In the rush to bring regulated sports betting to the people of Colorado, the Colorado Division of Gaming cut corners and didn’t vet operators as well as they should have. That’s one of the conclusions drawn by the Colorado Office of the State Auditor in a scathing report released earlier this week.
According to the Auditor’s Office, the Division of Gaming has still not completed thorough background checks on operators who have been working in the state since May of 2020. As of March, 2022, complete background checks had only been run on five operators, leaving 34 operators still working off of temporary licenses.
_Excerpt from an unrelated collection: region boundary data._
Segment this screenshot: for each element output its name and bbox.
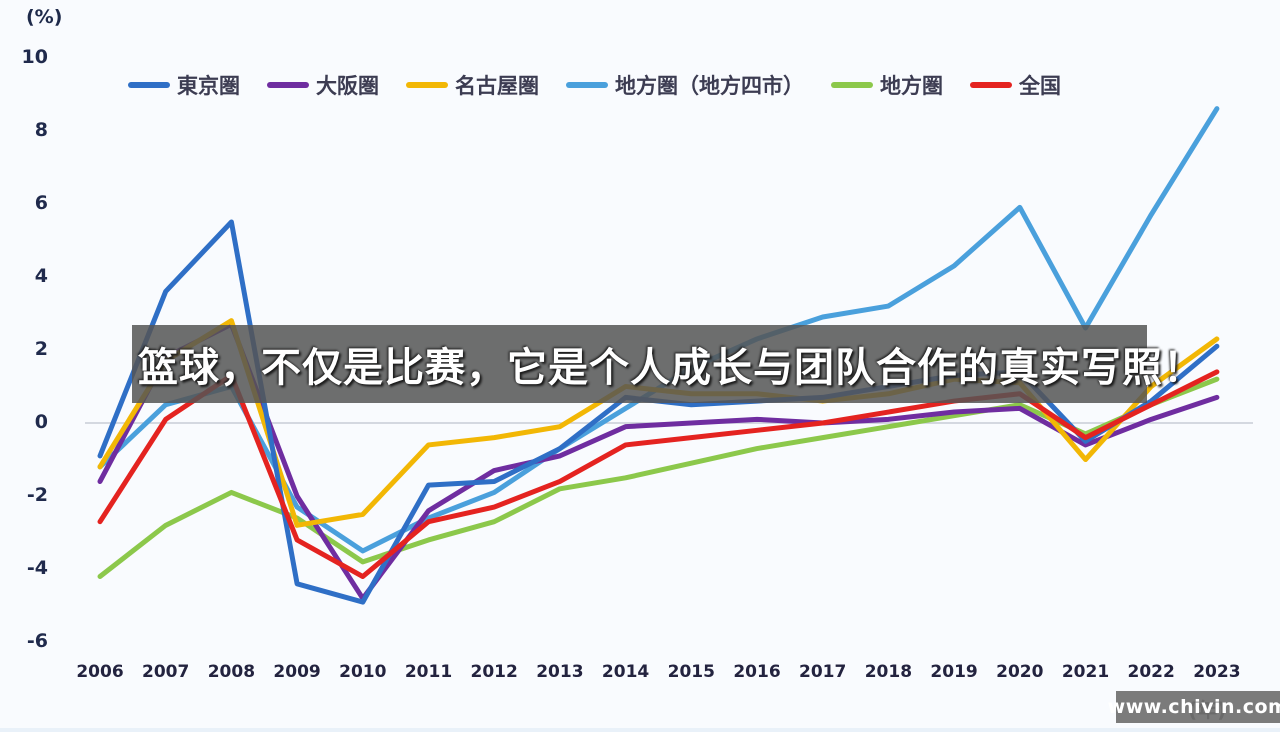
y-tick--4: -4 [26, 557, 48, 580]
watermark-badge: www.chivin.com [1108, 691, 1280, 723]
x-tick-2008: 2008 [207, 662, 256, 682]
y-tick-0: 0 [34, 411, 48, 433]
chart-legend: 東京圏 大阪圏 名古屋圏 地方圏（地方四市） 地方圏 全国 [128, 70, 1061, 100]
series-line-osaka [97, 321, 1220, 601]
legend-label: 大阪圏 [316, 74, 379, 98]
x-tick-2012: 2012 [470, 662, 518, 682]
y-tick-8: 8 [34, 118, 48, 141]
y-tick-10: 10 [21, 45, 48, 68]
legend-line-swatch-icon [267, 82, 309, 88]
x-tick-2015: 2015 [667, 662, 715, 682]
y-tick--6: -6 [26, 630, 48, 653]
bottom-edge-strip [0, 728, 1280, 732]
legend-line-swatch-icon [128, 82, 170, 88]
x-tick-2019: 2019 [930, 662, 978, 682]
legend-label: 東京圏 [177, 74, 240, 98]
legend-label: 地方圏 [880, 74, 943, 98]
y-tick-4: 4 [34, 264, 48, 287]
legend-item-tokyo: 東京圏 [128, 70, 240, 100]
x-tick-2023: 2023 [1193, 662, 1241, 682]
overlay-text-banner: 篮球，不仅是比赛，它是个人成长与团队合作的真实写照！ [132, 325, 1203, 403]
legend-label: 全国 [1019, 74, 1061, 98]
x-tick-2010: 2010 [339, 662, 387, 682]
x-tick-2006: 2006 [76, 662, 124, 682]
x-tick-2016: 2016 [733, 662, 781, 682]
x-tick-2011: 2011 [404, 662, 453, 682]
x-tick-2021: 2021 [1061, 662, 1110, 682]
overlay-banner-text: 篮球，不仅是比赛，它是个人成长与团队合作的真实写照！ [138, 345, 1204, 391]
legend-line-swatch-icon [831, 82, 873, 88]
legend-label: 名古屋圏 [455, 74, 539, 98]
y-tick-2: 2 [34, 337, 48, 360]
legend-line-swatch-icon [406, 82, 448, 88]
legend-item-zenkoku: 全国 [970, 70, 1061, 100]
legend-item-osaka: 大阪圏 [267, 70, 379, 100]
y-tick-6: 6 [34, 191, 48, 214]
legend-line-swatch-icon [970, 82, 1012, 88]
legend-line-swatch-icon [566, 82, 608, 88]
x-tick-2013: 2013 [536, 662, 584, 682]
watermark-text: www.chivin.com [1107, 696, 1280, 718]
x-tick-2022: 2022 [1127, 662, 1175, 682]
x-tick-2020: 2020 [996, 662, 1044, 682]
x-tick-2018: 2018 [864, 662, 913, 682]
y-axis-unit-label: (%) [26, 6, 63, 28]
x-tick-2009: 2009 [273, 662, 321, 682]
legend-item-nagoya: 名古屋圏 [406, 70, 539, 100]
legend-label: 地方圏（地方四市） [615, 74, 804, 98]
legend-item-chihou4: 地方圏（地方四市） [566, 70, 804, 100]
y-tick--2: -2 [26, 484, 48, 507]
legend-item-chihou: 地方圏 [831, 70, 943, 100]
x-tick-2007: 2007 [142, 662, 190, 682]
x-tick-2014: 2014 [601, 662, 650, 682]
x-tick-2017: 2017 [799, 662, 847, 682]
Auditors also found discrepancies between reported daily wager reports and monthly tax filings. In one case cited by auditors, the difference was $1.4 million.
The potential of tax cheating is made worse by the fact that Colorado is already one of the friendliest states for operators with a paltry 10 percent tax that includes a generous deduction for free bets. (Auditors pointed out that that deduction has already cost the state $700,000 in lost tax revenues and recommend cutting it out completely.)
As has been the case for so many problems in the pandemic era, state officials are placing the blame for the background check backlog on labor shortages. In 2021, the State of Colorado had an office of three investigators and one supervisor to handle roughly 72 background investigations. There are now seven investigators working in that same office.
Auditors offered up a ten-point plan aimed at getting the licensing process back on track, which the Gaming Division has agreed to implement.
Since regulated sports betting became legal in Colorado, players have wagered more than $2.3 billion, contributing $7.3 million to state coffers.